Sans doute, Robespierre se leva comme un furieux le jour où, pour la première fois, Billaud dénonça Danton au Comité ; mais quand il lui parut que Danton abandonnait la bonne voie et qu'il pouvait servir d'avant-garde à la contre-révolution, il n'hésita pas à le sacrifier ; et une fois décidé à ce sacrifice, il y mit une sorte d'acharnement, il faut le dire. Ne fut-ce pas lui qui, si habilement, disposa l'Assemblée à accueillir avec faveur le rapport de Saint-Just ? Et ce rapport n'était-il pas basé sur des notes de Robespierre ? Si calomnie il y a dans les accusations dont Saint-Just se fit l'écho, la responsabilité en doit bien plus peser sur Robespierre, que sur lui, qui dut croire de bonne foi à toutes les assertions de celui que, dans une lettre fameuse, il avait appelé un dieu.

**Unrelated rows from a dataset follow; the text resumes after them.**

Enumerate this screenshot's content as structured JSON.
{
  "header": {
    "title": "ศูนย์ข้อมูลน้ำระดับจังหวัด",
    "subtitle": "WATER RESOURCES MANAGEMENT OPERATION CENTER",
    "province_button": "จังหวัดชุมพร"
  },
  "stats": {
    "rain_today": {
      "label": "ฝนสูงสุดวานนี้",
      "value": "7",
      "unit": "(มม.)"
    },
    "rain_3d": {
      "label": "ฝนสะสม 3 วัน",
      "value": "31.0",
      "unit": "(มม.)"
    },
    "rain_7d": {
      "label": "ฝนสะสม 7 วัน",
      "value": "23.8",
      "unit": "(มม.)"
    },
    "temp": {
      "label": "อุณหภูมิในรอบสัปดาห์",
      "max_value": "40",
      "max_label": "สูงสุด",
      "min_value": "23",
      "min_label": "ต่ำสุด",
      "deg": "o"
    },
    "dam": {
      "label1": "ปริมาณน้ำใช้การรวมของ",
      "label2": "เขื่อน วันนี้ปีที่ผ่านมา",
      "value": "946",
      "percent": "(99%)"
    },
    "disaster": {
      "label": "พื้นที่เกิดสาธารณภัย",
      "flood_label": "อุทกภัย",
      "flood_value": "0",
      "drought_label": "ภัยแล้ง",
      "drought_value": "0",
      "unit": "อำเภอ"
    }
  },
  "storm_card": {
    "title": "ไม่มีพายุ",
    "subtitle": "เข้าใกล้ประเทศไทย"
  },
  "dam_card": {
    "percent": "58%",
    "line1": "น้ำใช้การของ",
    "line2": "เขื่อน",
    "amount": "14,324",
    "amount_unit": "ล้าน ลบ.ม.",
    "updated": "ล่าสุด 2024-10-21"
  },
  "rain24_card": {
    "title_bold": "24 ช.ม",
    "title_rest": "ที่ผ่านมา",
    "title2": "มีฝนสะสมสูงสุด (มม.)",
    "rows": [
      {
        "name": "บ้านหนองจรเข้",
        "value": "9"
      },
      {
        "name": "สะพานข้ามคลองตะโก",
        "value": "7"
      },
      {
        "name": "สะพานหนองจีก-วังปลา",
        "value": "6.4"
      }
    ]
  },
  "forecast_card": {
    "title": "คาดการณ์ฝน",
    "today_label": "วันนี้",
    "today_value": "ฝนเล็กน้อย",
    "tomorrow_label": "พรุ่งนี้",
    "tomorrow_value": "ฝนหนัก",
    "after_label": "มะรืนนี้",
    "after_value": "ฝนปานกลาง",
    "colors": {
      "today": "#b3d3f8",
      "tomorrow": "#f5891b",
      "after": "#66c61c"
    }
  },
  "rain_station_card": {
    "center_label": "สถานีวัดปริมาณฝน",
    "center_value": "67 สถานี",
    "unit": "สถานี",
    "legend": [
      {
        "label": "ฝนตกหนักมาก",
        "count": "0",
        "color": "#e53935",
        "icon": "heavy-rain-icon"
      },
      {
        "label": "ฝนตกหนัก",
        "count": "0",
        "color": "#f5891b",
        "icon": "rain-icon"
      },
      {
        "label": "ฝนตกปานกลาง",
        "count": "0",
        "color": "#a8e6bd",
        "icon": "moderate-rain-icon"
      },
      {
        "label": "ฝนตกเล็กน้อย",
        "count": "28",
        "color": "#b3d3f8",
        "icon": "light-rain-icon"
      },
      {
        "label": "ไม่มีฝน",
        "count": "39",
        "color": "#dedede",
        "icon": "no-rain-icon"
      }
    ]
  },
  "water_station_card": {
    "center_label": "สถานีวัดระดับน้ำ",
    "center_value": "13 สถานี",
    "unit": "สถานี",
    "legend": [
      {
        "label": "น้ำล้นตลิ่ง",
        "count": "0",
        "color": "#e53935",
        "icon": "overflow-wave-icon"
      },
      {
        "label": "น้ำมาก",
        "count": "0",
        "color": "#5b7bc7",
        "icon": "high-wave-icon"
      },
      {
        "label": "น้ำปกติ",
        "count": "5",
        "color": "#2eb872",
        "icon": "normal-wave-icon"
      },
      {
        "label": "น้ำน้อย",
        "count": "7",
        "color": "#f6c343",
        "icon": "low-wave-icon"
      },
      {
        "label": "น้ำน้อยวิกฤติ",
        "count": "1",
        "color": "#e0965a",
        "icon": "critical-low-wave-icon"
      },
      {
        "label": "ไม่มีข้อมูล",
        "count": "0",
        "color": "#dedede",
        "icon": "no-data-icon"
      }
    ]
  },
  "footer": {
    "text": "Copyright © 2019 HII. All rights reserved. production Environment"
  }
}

Maintenant, que le lecteur compare le projet, ou, si l'on aime mieux, les notes de Robespierre avec le discours de Saint-Just il verra que toutes les accusations contenues dans le rapport émanent de Robespierre, que Saint-Just en a même négligé quelques-unes comme insoutenables, et qu'enfin il n'y a vraiment de lui que les considérations générales qui forment comme le cadre de ces notes. En conséquence, est-il permis de dire, en parlant du projet de Robespierre : La pièce n'est, à proprement parler, qu'un recueil de souvenirs personnels que Saint-Just, qui s'était chargé du rapport, demanda à Robespierre de lui fournir. (Histoire de la Révolution français, par M. Louis Blanc, t. X, p. 355.) Avouons plutôt, nous qui regrettons la mort de Danton comme impolitique, que Robespierre et Saint-Just se sont trompés, le jour où ils ont consenti à le sacrifier, et ne cherchons pas il décharger l'un au détriment de l'autre de la responsabilité d'un acte dans lequel ils ont également trempé.